The result also found that advertiser interest in search and online directories is higher, with more advertisers planning to increase their budget in this area in the coming year. However, as advertisers are still cautious post-GFC (global financial crisis), 53% of advertisers revealed that their budget allocation for search and online directories did not increase in 2011.

While search giant Google continues to top the search advertising market with an 88% market share, Microsoft’s Bing (in partnership with Yahoo Search Marketing) has been showing steady growth since 2009. According to the report, Australian owned and run search network AdLux is also becoming a significant player in the market.

Sensis dominates the world of online directories, accounting for 85% of revenues. However, the report predicts that the online directories market is becoming a more challenging environment as its business model is being impacted by substitutes, such as internet search.

Other important trends to emerge in the search and online directories segment during 2011 include:

– The rise of social media as a component of the search engine optimisation (SEO) strategy. Most local and international search agencies have developed a separate strategy for optimising on social media sites, driven by marketers who are increasingly turning to pay per click advertising on social media channels to complement placements on traditional search engines.

– The increasing ownership of smartphones and mobile tablet devices is creating opportunities for the search and online directories market, with most of the major online directories players launching apps. In addition to those for the iPhone and iPad, a greater variety of apps from other operating systems (such as Google’s Android platform) are now starting to hit the market.

– Directory searches for traditional search items such as phone numbers are becoming less important due to the increasing availability of this information via general web searches.
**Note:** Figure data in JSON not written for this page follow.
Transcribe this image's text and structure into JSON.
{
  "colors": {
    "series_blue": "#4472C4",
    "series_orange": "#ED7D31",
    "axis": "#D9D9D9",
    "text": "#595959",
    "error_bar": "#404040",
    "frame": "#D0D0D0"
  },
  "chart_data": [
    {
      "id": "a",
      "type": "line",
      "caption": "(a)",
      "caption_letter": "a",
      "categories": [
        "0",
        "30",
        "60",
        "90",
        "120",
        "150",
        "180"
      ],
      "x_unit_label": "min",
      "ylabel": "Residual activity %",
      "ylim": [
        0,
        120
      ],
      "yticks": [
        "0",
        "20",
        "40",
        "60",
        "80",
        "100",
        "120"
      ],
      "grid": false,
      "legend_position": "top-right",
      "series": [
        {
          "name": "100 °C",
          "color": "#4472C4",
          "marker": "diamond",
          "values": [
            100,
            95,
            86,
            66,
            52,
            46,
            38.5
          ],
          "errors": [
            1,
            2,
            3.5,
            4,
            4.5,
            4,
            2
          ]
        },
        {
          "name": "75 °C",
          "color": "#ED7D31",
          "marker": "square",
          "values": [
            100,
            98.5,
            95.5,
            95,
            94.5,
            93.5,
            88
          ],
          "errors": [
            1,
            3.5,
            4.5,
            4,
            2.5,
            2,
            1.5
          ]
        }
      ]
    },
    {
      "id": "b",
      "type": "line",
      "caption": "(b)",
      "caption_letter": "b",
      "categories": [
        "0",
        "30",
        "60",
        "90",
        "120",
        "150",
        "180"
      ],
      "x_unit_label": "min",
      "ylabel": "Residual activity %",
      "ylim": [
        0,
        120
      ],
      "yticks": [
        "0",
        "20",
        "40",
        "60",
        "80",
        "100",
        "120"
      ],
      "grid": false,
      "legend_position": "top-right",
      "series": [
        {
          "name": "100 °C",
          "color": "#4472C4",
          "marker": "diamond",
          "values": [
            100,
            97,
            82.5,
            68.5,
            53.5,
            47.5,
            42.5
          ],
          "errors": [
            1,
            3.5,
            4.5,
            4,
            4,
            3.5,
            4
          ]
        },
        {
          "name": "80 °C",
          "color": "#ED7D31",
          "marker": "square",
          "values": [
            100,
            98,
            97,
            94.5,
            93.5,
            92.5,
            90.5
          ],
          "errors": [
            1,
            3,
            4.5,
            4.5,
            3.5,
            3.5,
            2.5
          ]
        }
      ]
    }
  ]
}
Frost & Sullivan suggests that the next phase in the evolution of online directories is to provide a higher level of user experience around the theme of ‘discovery’ of information regarding local businesses such as restaurants, especially in the area of social media via tools such as ratings and reviews.

Phil Harpur, senior research manager at Frost & Sullivan says: “Based on local trends and from what we’ve seen internationally, we expect search to continue to increase its share of this segment, growing from 76% in 2011 to 83% in 2016. Major drivers for growth will include new opportunities that are emerging from the mobile and social media channels.

At the same time, the total search and online directories segment is becoming more mature and this will result in slower growth across both search and online directories areas during the next five years.”